"Kenapa itu bisa menggugah, kisah (Layangan Putus) mungkin dekat dengan apa yang pernah mereka alami atau yang dialami sama orang terdekat (pembaca)," imbuh dia.
"Jadi, ketika ada situasi yang mirip, otak kita akan bekerja (dan) mengingatkan pada perasaan yang mirip juga yang pernah kita alami," imbuh Pingkan.
Perempuan yang juga menjadi dosen di Universitas Bina Nusantara (Binus) ini mengatakan, ketika seseorang membaca sebuah kisah kemudian muncul perasaan sedih atau marah, dia juga sebenarnya mengingat pengalaman yang membuatnya marah atau kesal.
Baik itu pengalaman yang dialami diri sendiri, ataupun orang terdekat.
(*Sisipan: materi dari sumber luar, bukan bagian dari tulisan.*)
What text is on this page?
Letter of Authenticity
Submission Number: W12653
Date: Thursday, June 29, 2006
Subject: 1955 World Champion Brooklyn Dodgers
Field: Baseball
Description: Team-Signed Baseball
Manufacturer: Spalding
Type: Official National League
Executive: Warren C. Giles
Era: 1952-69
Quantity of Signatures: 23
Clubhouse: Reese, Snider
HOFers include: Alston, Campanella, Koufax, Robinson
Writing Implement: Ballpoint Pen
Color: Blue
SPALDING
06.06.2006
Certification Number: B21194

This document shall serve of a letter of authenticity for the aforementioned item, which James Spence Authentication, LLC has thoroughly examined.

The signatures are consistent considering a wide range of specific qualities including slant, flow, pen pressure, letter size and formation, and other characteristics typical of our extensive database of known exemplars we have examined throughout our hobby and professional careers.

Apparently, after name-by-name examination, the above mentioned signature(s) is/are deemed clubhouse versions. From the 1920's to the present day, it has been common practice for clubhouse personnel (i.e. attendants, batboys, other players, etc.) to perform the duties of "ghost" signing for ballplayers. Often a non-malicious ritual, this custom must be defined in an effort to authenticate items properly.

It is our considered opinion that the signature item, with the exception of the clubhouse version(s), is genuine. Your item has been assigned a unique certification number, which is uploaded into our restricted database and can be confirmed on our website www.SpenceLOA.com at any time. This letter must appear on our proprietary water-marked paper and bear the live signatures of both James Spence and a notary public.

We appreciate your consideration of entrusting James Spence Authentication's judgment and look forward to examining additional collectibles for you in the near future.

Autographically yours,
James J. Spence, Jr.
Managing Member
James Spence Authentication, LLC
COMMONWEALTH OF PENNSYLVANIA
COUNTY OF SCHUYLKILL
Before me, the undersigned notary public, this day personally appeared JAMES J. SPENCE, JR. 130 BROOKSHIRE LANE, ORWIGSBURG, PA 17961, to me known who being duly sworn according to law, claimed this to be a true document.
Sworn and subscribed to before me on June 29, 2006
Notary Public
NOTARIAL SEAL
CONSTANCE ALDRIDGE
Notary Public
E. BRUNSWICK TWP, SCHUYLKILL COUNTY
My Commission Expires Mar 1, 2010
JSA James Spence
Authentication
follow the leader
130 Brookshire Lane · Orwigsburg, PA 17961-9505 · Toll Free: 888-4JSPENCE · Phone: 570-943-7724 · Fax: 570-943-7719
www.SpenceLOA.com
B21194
Emosi inilah yang kemudian membuat seseorang dapat bersimpati dan menempatkan diri menjadi tokoh istri dalam cerita Layangan Putus itu.
Menurut Pingkan, hal seperti ini sebenarnya wajar. Akan tetapi, ada beberapa orang yang kemarahannya atau kekesalannya melebihi batas normal.
Ibarat kekesalan dalam skala 0-10, bila seseorang mengungkapkan kekecewaan atau kemarahan pada level 5, itu masih wajar.
Namun bila sudah lebih dari itu, misalnya sampai di level 8, kemungkinan besar ada masalah pada diri orang tersebut, ada faktor-faktor kepribadian yang memengaruhi hal ini.